Santos defines “savoring” as:
“The simple act of stepping out of your experience to review it and really appreciate it while it’s happening.”
Take it outside and it sure sounds like tuning in to nature’s whispers to me! Savoring an experience in the moment is a way to keep yourself in the present and recognize the beauty and joy of that moment.
Santos recommends taking a picture when you savor a moment, then you can return to that moment later while looking at the photo to trigger the same joyful feelings that savoring the moment induced.
I say take it a step further and draw a bit of nature from the moment! (whether at that moment or from your photo later.) When you look back over your nature journals, do you have positive feelings and memories return based on the connections you made while drawing?
I know I sure do! Especially my travel nature journals. They are my favorites to flip through. I get flooded with fondness and sensorial memories of the places and cultures.
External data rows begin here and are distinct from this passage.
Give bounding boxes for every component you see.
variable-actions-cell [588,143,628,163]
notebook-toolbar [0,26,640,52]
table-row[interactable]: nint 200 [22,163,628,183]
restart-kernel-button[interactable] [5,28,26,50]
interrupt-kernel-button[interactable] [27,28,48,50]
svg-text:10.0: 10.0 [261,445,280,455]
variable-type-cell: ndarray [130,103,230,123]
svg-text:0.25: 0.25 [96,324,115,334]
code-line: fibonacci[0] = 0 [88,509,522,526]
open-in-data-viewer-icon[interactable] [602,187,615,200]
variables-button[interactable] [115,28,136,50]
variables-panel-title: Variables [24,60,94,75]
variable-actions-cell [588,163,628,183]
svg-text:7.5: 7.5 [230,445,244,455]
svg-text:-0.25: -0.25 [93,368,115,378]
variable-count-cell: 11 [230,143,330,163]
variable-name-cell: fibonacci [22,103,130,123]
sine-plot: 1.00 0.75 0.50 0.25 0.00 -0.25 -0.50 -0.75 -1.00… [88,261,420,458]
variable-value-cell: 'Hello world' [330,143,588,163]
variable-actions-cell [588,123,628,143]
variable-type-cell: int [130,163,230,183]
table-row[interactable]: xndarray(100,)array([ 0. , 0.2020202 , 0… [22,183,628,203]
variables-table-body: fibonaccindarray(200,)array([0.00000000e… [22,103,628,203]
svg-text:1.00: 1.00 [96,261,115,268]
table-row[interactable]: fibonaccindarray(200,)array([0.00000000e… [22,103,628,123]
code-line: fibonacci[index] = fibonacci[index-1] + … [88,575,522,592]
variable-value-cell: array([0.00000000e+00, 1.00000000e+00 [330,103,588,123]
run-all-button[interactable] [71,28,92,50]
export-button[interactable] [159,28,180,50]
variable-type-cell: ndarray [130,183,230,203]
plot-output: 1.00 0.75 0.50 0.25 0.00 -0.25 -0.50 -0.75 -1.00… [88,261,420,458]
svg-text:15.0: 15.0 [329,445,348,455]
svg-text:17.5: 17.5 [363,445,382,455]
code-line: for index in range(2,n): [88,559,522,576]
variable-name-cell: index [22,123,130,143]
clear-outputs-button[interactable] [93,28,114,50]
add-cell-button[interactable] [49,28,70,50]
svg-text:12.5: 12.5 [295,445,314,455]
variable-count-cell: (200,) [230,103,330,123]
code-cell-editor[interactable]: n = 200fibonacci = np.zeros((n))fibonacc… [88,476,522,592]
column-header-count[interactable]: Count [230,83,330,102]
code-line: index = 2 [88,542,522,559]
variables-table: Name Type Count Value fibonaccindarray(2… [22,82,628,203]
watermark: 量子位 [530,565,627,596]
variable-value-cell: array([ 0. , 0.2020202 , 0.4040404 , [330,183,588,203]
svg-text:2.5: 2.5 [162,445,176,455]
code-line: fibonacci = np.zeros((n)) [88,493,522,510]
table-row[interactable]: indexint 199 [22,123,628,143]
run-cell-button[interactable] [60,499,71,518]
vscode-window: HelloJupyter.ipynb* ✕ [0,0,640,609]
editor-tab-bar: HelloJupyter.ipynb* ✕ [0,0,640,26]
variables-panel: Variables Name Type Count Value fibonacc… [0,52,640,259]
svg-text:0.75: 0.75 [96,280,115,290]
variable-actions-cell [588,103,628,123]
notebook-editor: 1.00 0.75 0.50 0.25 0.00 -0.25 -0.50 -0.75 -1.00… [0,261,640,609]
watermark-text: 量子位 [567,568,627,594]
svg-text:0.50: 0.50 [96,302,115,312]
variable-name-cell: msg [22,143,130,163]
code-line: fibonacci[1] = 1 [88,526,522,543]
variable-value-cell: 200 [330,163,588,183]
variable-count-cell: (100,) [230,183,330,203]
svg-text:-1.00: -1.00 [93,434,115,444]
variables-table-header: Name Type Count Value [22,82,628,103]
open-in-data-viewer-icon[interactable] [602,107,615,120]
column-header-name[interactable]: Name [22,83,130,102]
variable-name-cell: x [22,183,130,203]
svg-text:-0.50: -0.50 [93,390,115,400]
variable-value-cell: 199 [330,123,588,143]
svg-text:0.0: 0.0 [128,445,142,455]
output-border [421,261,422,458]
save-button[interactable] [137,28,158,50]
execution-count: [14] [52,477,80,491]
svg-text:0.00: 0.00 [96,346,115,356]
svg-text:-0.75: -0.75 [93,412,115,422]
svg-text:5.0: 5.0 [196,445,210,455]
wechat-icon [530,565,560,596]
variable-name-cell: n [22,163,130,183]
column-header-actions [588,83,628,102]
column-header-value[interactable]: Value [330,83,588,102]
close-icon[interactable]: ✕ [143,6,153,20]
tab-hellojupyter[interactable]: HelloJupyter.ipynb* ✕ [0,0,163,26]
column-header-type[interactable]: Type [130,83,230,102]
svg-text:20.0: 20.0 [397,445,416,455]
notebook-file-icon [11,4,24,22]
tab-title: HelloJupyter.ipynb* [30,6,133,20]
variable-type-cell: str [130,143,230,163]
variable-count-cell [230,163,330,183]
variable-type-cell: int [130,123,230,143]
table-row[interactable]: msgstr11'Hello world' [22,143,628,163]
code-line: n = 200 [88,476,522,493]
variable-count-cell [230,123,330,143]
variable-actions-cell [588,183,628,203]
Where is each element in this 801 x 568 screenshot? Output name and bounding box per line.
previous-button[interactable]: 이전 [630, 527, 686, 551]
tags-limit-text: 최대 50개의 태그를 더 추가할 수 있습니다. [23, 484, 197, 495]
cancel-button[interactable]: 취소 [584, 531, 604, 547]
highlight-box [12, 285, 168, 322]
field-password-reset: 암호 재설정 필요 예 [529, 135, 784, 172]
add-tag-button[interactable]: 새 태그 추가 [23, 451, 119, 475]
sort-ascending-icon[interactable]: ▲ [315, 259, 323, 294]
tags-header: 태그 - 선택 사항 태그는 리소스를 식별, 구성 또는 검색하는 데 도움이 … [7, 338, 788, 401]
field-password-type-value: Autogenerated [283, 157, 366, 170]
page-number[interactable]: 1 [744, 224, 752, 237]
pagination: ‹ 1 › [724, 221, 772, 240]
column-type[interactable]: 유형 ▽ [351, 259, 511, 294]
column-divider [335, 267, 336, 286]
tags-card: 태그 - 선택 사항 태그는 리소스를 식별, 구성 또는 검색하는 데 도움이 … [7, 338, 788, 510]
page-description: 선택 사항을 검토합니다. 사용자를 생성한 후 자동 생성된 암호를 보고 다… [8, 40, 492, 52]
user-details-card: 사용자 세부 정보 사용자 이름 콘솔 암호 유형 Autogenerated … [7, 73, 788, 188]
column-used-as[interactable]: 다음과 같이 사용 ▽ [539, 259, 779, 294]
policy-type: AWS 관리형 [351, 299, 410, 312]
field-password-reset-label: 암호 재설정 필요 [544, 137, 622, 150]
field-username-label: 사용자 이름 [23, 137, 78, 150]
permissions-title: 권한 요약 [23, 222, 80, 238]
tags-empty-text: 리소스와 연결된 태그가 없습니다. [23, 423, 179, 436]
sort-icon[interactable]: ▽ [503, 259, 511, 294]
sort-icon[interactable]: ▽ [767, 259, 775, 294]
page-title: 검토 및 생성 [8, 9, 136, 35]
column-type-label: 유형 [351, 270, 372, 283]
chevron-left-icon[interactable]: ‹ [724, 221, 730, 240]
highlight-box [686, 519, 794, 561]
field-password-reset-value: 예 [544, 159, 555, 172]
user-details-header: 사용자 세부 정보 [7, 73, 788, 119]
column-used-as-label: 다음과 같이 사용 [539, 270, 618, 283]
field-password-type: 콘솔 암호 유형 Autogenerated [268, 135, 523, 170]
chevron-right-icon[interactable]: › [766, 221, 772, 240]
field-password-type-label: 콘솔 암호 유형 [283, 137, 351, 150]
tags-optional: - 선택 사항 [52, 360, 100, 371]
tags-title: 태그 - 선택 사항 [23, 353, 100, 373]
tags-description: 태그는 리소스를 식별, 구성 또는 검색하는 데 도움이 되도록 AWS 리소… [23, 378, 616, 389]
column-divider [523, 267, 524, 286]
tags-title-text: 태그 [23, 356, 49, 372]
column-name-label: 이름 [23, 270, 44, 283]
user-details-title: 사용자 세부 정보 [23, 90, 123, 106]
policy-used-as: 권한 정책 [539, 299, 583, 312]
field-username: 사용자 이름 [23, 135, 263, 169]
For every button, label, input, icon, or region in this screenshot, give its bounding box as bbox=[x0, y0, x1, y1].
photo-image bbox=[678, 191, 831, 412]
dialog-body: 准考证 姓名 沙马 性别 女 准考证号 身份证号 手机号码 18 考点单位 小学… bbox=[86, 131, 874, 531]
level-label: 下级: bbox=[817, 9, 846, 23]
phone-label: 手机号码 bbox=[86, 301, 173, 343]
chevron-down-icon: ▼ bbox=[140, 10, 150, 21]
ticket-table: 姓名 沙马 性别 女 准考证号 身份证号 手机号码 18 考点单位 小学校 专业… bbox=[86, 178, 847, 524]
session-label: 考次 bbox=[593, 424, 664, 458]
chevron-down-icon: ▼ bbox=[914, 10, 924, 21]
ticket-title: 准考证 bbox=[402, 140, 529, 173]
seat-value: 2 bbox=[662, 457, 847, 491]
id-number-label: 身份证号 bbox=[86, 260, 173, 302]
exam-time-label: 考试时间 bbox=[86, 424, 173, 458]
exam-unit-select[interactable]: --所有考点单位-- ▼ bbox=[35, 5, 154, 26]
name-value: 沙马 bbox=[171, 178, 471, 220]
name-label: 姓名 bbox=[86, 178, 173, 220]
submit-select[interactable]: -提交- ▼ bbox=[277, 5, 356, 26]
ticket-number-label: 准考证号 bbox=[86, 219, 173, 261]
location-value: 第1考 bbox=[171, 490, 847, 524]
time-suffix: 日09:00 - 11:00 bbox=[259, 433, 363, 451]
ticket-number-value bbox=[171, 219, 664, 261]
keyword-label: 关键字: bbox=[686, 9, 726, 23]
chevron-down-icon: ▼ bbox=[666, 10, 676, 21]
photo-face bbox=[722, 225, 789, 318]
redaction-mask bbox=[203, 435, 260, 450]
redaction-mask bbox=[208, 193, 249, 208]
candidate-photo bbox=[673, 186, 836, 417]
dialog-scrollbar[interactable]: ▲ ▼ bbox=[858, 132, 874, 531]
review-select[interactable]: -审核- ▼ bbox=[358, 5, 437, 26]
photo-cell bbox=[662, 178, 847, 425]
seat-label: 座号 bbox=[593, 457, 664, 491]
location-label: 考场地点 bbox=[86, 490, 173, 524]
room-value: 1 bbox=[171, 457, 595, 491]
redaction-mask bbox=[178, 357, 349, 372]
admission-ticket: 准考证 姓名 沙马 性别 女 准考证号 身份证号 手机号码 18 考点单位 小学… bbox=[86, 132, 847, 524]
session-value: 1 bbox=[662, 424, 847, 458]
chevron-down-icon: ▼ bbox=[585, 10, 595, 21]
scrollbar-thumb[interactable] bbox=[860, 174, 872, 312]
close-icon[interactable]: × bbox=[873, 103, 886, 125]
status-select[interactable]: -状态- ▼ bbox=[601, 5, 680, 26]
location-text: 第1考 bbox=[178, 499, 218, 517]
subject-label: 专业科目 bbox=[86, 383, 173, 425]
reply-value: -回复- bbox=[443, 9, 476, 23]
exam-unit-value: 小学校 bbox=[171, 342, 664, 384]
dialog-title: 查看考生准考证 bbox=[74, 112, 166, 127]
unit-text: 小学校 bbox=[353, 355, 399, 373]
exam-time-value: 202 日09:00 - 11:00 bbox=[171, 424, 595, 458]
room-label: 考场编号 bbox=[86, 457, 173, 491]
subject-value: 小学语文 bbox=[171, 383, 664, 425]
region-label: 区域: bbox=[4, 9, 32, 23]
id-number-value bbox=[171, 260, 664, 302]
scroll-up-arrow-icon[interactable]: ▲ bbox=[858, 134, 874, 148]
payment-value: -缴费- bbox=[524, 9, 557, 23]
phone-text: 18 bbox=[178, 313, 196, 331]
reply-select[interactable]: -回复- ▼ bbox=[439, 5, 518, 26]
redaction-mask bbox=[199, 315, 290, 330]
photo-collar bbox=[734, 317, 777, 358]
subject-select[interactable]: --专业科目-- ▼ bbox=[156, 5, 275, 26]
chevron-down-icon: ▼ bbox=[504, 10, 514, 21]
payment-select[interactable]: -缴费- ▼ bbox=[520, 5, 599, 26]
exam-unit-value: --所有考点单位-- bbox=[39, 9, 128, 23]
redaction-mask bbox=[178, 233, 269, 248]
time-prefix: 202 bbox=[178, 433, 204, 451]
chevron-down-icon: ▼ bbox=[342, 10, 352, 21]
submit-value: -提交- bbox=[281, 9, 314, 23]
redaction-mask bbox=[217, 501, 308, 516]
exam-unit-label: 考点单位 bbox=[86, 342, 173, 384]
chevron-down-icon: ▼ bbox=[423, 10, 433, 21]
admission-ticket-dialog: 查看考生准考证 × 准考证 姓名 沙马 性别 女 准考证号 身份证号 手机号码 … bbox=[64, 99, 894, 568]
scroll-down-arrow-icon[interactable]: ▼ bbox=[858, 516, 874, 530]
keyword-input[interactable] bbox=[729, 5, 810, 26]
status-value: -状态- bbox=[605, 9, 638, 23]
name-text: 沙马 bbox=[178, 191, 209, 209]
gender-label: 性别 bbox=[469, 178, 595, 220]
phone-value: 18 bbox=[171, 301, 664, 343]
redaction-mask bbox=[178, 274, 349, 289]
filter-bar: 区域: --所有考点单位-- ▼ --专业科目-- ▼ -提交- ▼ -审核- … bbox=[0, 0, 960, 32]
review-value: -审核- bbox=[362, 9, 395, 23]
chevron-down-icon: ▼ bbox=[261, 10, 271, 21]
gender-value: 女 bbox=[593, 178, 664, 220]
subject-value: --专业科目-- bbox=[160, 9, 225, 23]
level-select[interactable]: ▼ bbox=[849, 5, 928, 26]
I savor my Scandinavian travel journal the most of all and flip through it every few months. I look forward to creating another one while in Sweden this winter!
“Tracking” is what Santos would call this practice of documenting and returning to the savored moment. The beneficial result is turning one moment’s savoring into a life’s happiness habit! And in turn, increasing your sense of wonder and nature connections!
What about making a special Savoring themed nature journal? How great would that be?
I think I will do just that – will you join me?
In the comments below, share a moment you’ve savored, and often return to, to bring you contentment and joy!
Create a savoring nature journal and share pics on Instagram #wingswormsandwonder !
Seeds to Sprout
Use my 12 Month Art and Nature Journal Workbook as a Savoring Nature Journal! The 30 Day Thumbnail Sketch pages included in each month would be perfect for this practice! The workbook is only $10 and ships worldwide!
Yale made Santos’ most popular class available for FREE as “The Science of Well-Being.” Check it out here. I registered!
Santos’ “The Happiness Lab” podcast “Each podcast episode picks one ‘lie of the mind’ and explains where we go wrong and how we can do better.”
SAVORING! What a wonderful post… I realized I do SAVOR meaningful things in my life…
my morning watercolors outside with my cup of coffee, an unexpected colorful sunrise, a butterfly that seems to be sleeping on the bougainvillea bush, kayaking in the quiet of bay islands and pulling into the mangroves to make a quick watercolor, breathing into the quiet hush of the woods on a walk.
And my journals can always bring me back to those special moments! So now I have a great word
that encapsulates these great moments. SAVOR will be the opening word in my next watercolor journal. Thank-you!